Ia membandingkan kerja keras ratusan anggota DPR dalam membahas undang-undang dengan keputusan cepat sembilan hakim konstitusi yang bisa mengubah arah sistem pemilu nasional.

“Jangan sampai 500 anggota DPR ini kalah dengan sembilan hakim. Undang-Undang KUHAP saja sudah bertahun-tahun belum selesai. Tapi MK bisa ubah sistem pemilu begitu saja,” tegas Hasbiallah dalam rapat di Kompleks Parlemen, Jakarta.

Hal senada disampaikan Rudianto Lallo dari Fraksi NasDem. Ia menyayangkan keputusan MK yang kerap menimbulkan polemik di tengah masyarakat.

Menurutnya, sebagai penjaga konstitusi, MK semestinya konsisten dan tidak menambah beban ketidakpastian dalam sistem ketatanegaraan.

“Kami berharap MK tidak mengeluarkan lagi putusan-putusan yang membuat gaduh masyarakat. Ini bukan sekadar soal tafsir hukum, tapi menyangkut stabilitas politik nasional,” ujarnya.

Ia menambahkan, DPR memerlukan kepastian hukum saat menyusun legislasi. Bila keputusan MK terus berubah dan bertentangan dengan kebijakan legislatif, potensi kebuntuan konstitusi sangat mungkin terjadi.

“Kalau tiba-tiba satu pasal dianggap bertentangan, tapi amar putusannya juga multitafsir, ini yang jadi deadlock konstitusional kita,” imbuhnya.

Sementara itu, Andi Muzakir dari Fraksi Demokrat menyampaikan kritik terkait inkonsistensi MK dalam menangani perkara pemilu. Ia menyebut perubahan sikap MK dari waktu ke waktu dapat mengacaukan arah demokrasi.

“Putusan MK harus konsisten. Jangan hari ini pemilu serentak, tahun depan dipisah. Negara mau dibawa ke mana kalau seperti ini?” katanya dengan nada serius.

Wakil Ketua Komisi III DPR RI, Dede Indra Permana Soediro, turut memberikan peringatan kepada MK agar tidak melampaui kewenangannya sebagai penguji norma.

Ia menekankan bahwa MK bukan lembaga pembentuk hukum, melainkan penafsir atas konstitusi.

“MK jangan sampai bergeser dari perannya. Tugas MK adalah menguji norma, bukan membentuk norma baru. Kalau ingin mengatur ulang sistem pemilu, itu tugas DPR, bukan MK,” kata Dede.

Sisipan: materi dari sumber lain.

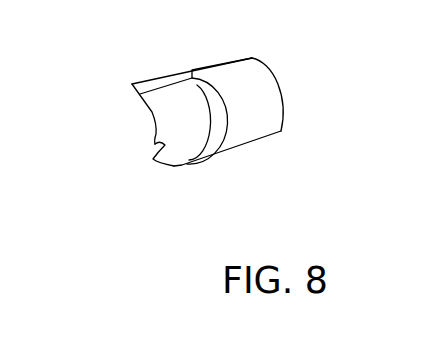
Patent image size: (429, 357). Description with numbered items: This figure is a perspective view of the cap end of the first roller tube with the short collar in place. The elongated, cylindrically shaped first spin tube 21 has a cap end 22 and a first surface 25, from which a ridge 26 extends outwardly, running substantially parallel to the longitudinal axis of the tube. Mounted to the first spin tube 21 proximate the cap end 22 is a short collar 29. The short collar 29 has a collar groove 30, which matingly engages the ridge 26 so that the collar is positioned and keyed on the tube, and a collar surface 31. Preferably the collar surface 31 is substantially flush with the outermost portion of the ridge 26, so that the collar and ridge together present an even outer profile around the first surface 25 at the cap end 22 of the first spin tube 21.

The first spin tube 21 is at (168, 165).
The cap end 22 is at (291, 57).
The first surface 25 is at (155, 150).
The ridge 26 is at (143, 98).
The short collar 29 is at (283, 130).
The collar groove 30 is at (253, 58).
The collar surface 31 is at (250, 128).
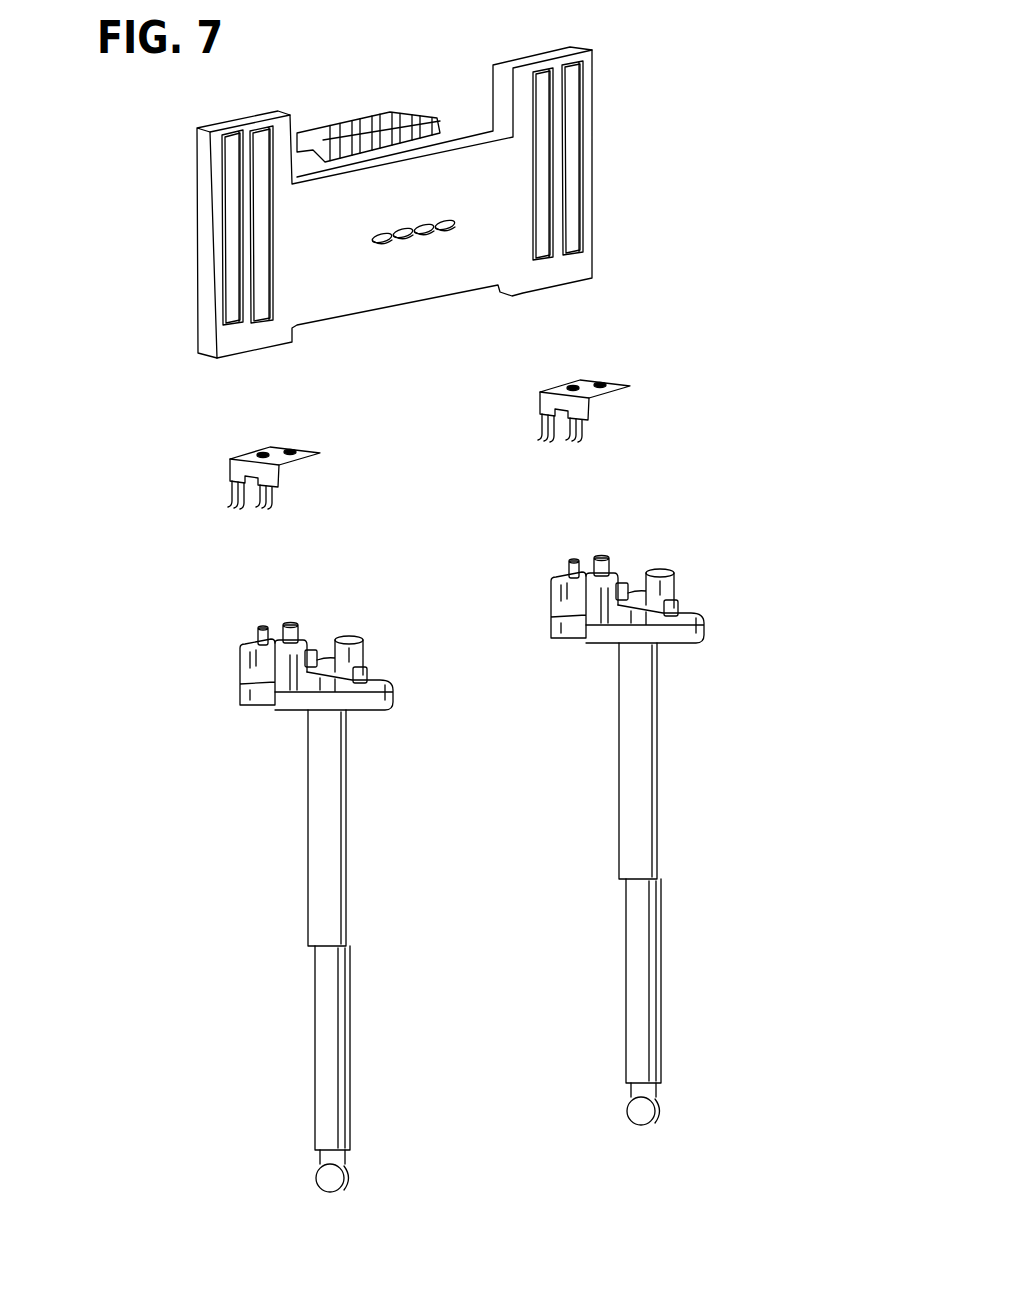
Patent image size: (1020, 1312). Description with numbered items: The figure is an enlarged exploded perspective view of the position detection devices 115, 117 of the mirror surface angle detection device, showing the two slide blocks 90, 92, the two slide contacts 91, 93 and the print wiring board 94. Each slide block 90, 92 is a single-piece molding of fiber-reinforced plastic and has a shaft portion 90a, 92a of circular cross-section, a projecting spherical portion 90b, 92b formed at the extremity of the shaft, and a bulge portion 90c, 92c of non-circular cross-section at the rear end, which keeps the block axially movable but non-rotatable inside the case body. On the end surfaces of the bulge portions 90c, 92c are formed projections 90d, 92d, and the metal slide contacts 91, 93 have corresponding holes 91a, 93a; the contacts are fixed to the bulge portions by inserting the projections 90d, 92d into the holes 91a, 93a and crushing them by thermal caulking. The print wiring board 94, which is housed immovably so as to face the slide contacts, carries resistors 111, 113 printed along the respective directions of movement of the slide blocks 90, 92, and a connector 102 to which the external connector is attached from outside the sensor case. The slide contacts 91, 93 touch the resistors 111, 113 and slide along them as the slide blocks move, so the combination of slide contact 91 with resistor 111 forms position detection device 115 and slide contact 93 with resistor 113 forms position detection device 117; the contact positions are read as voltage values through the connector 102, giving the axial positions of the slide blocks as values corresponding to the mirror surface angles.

The print wiring board 94 is at (437, 229).
The connector 102 is at (347, 130).
The resistor 111 is at (263, 302).
The resistor 113 is at (573, 238).
The position detection device 115 is at (159, 272).
The position detection device 117 is at (681, 202).
The slide block 90 is at (377, 872).
The shaft portion 90a is at (334, 1024).
The projecting spherical portion 90b is at (346, 1176).
The bulge portion 90c is at (393, 687).
The projection 90d is at (290, 624).
The slide contact 91 is at (302, 443).
The hole 91a is at (290, 450).
The slide block 92 is at (678, 819).
The shaft portion 92a is at (645, 929).
The projecting spherical portion 92b is at (656, 1108).
The bulge portion 92c is at (705, 620).
The projection 92d is at (601, 556).
The slide contact 93 is at (620, 383).
The hole 93a is at (600, 384).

Rapat tersebut juga membahas pagu indikatif anggaran lembaga peradilan untuk tahun 2026. Komisi III menyepakati usulan penambahan anggaran untuk MA, MK, dan KY dengan total pengajuan tambahan mencapai lebih dari Rp 8 triliun.

Terkait kritik yang dilayangkan DPR, Sekretaris Jenderal MK, Heru Setiawan, menyatakan bahwa pihaknya hanya menjalankan fungsi sesuai dengan permohonan yang masuk dan putusan yang telah diucapkan.

“Putusan MK sudah diucapkan, kami tinggal menunggu DPR sebagai pemegang kewenangan untuk menindaklanjuti,” ujar Heru seusai rapat.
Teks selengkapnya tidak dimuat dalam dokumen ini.